C'était désormais un Nouveau Grand Kah. À la fois plus ouvert et interventionniste, mais aussi plus respectueux. Plus idéologue que jamais, mais moins dogmatique. Un Grand Kah qui, sans avoir changé, en substance, avait mis les formes pour sembler respectable Pour créer des ponts au-dessus du fossé, pour tendre la main à ce libéralisme, frère ennemi et incompris, qui semblait définitivement moins urgent à renverser que les authentiques dictatures, brunes comme rouges, qui fleurissaient au profit des instabilités récentes et des nouvelles technologies. Ce Grand Kah avait nommé ses représentants au sein de la Convention Générale, qui avait nommé parmi ses membres les citoyens du Comité de Salut Public, dont la nature, sous des couches de définitions compliquée, pouvait en bref se résumer en un exécutif conciliaire. Ce Comité de Salut Public, bien que diversifié et représenté par des profils assez atypiques, avait mené une véritable stratégie de défrichement économique et diplomatique. Ses membres étaient des visionnaires d'un genre plus dangereux encore que les habituels illuminés de services qui finissaient par la grâce de leur charisme à la tête des institutions les plus horizontales et les plus idéologiques : en effet, ils étaient pour la plupart d'un excellent niveau intellectuel et d'une efficacité rompant avec la naïve bienveillance un peu surannée qu’exprimait l'Union dans ses communications officielles.

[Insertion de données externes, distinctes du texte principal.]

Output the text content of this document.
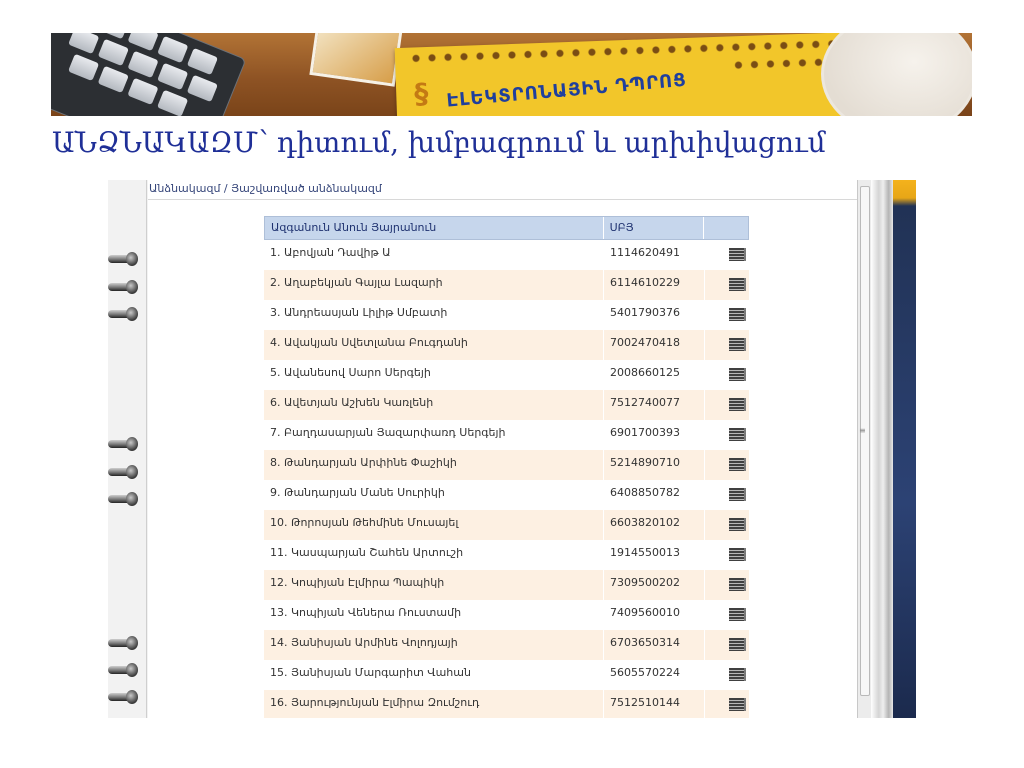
§ ԷԼԵԿՏՐՈՆԱՅԻՆ ԴՊՐՈՑ
ԱՆՁՆԱԿԱԶՄ՝ դիտում, խմբագրում և արխիվացում
Անձնակազմ / Յաշվառված անձնակազմ
Ազգանուն Անուն Յայրանուն	ՍԲՅ
1. Աբովյան Դավիթ Ա	1114620491
2. Աղաբեկյան Գայլա Լազարի	6114610229
3. Անդրեասյան Լիլիթ Սմբատի	5401790376
4. Ավակյան Սվետլանա Բուգդանի	7002470418
5. Ավանեսով Սարո Սերգեյի	2008660125
6. Ավետյան Աշխեն Կառլենի	7512740077
7. Բաղդասարյան Յազարփառդ Սերգեյի	6901700393
8. Թանդարյան Արփինե Փաշիկի	5214890710
9. Թանդարյան Մանե Սուրիկի	6408850782
10. Թորոսյան Թեհմինե Մուսայել	6603820102
11. Կասպարյան Շահեն Արտուշի	1914550013
12. Կոպիյան Էլմիրա Պապիկի	7309500202
13. Կոպիյան Վեներա Ռուստամի	7409560010
14. Յանիսյան Արմինե Վոլոդյայի	6703650314
15. Յանիսյան Մարգարիտ Վահան	5605570224
16. Յարությունյան Էլմիրա Զումշուդ	7512510144
≡
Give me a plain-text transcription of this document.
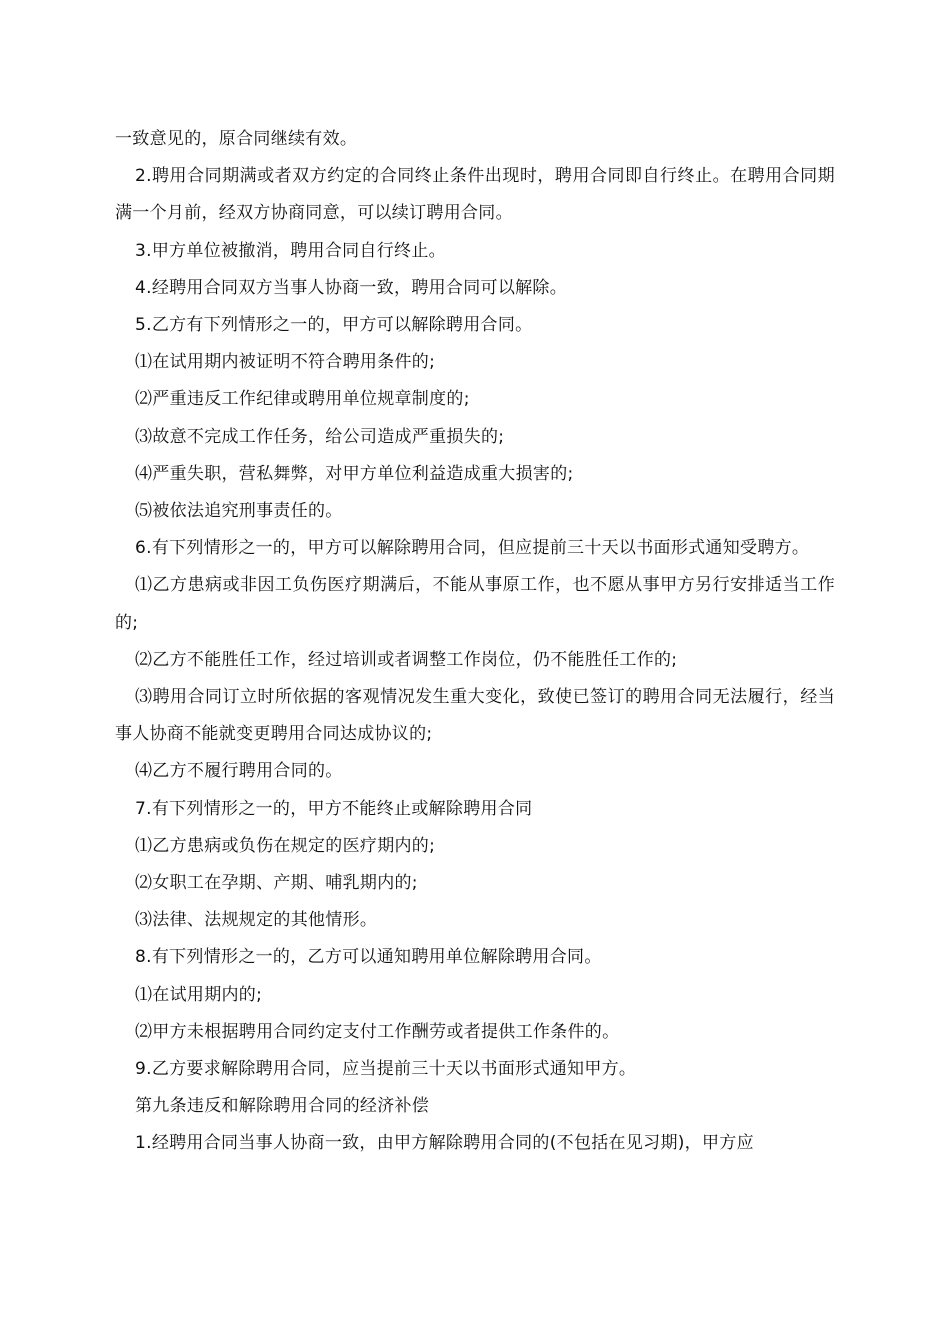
一致意见的，原合同继续有效。

2.聘用合同期满或者双方约定的合同终止条件出现时，聘用合同即自行终止。在聘用合同期满一个月前，经双方协商同意，可以续订聘用合同。

3.甲方单位被撤消，聘用合同自行终止。

4.经聘用合同双方当事人协商一致，聘用合同可以解除。

5.乙方有下列情形之一的，甲方可以解除聘用合同。

⑴在试用期内被证明不符合聘用条件的;

⑵严重违反工作纪律或聘用单位规章制度的;

⑶故意不完成工作任务，给公司造成严重损失的;

⑷严重失职，营私舞弊，对甲方单位利益造成重大损害的;

⑸被依法追究刑事责任的。

6.有下列情形之一的，甲方可以解除聘用合同，但应提前三十天以书面形式通知受聘方。

⑴乙方患病或非因工负伤医疗期满后，不能从事原工作，也不愿从事甲方另行安排适当工作的;

⑵乙方不能胜任工作，经过培训或者调整工作岗位，仍不能胜任工作的;

⑶聘用合同订立时所依据的客观情况发生重大变化，致使已签订的聘用合同无法履行，经当事人协商不能就变更聘用合同达成协议的;

⑷乙方不履行聘用合同的。

7.有下列情形之一的，甲方不能终止或解除聘用合同

⑴乙方患病或负伤在规定的医疗期内的;

⑵女职工在孕期、产期、哺乳期内的;

⑶法律、法规规定的其他情形。

8.有下列情形之一的，乙方可以通知聘用单位解除聘用合同。

⑴在试用期内的;

⑵甲方未根据聘用合同约定支付工作酬劳或者提供工作条件的。

9.乙方要求解除聘用合同，应当提前三十天以书面形式通知甲方。

第九条违反和解除聘用合同的经济补偿

1.经聘用合同当事人协商一致，由甲方解除聘用合同的(不包括在见习期)，甲方应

Ce furent trois de ces personnalités qui se rendirent au plus important aéroport de Communes Ville libre, par une journée chaude malgré les gros nuages de pluie chargeant une partie du ciel, pour réceptionner la délégation diplomatique d'Aumérine.

La citoyenne Actée Iccauhtli, déjà. Surnommée l'Auteure - la tradition politique du Grand Kah aimait distribuer les surnoms. Auteure à succès ayant fait le tour des colocs et universités du monde pour participer à des débats en tout genre, elle jouissait d'une connaissance certaine du monde et d'une importante liste de contact qui avaient justifié sa nomination au sein du Comité, où elle gérait officieusement l'éducation et la diplomatie, poste sur lequel on la remarquait le plus. Une petite femme d'origine paltoterra-nazuméenne. Pas belle au sens traditionnel du terme, mais élégante, habillée avec soin, et maquillée de façon à dissimuler un peu l'aspect grêle de sa peau, hérité d'une méchante acné juvénile. Elle conservait un air attentif et maîtrisé, qui pouvait passer pour de la froideur.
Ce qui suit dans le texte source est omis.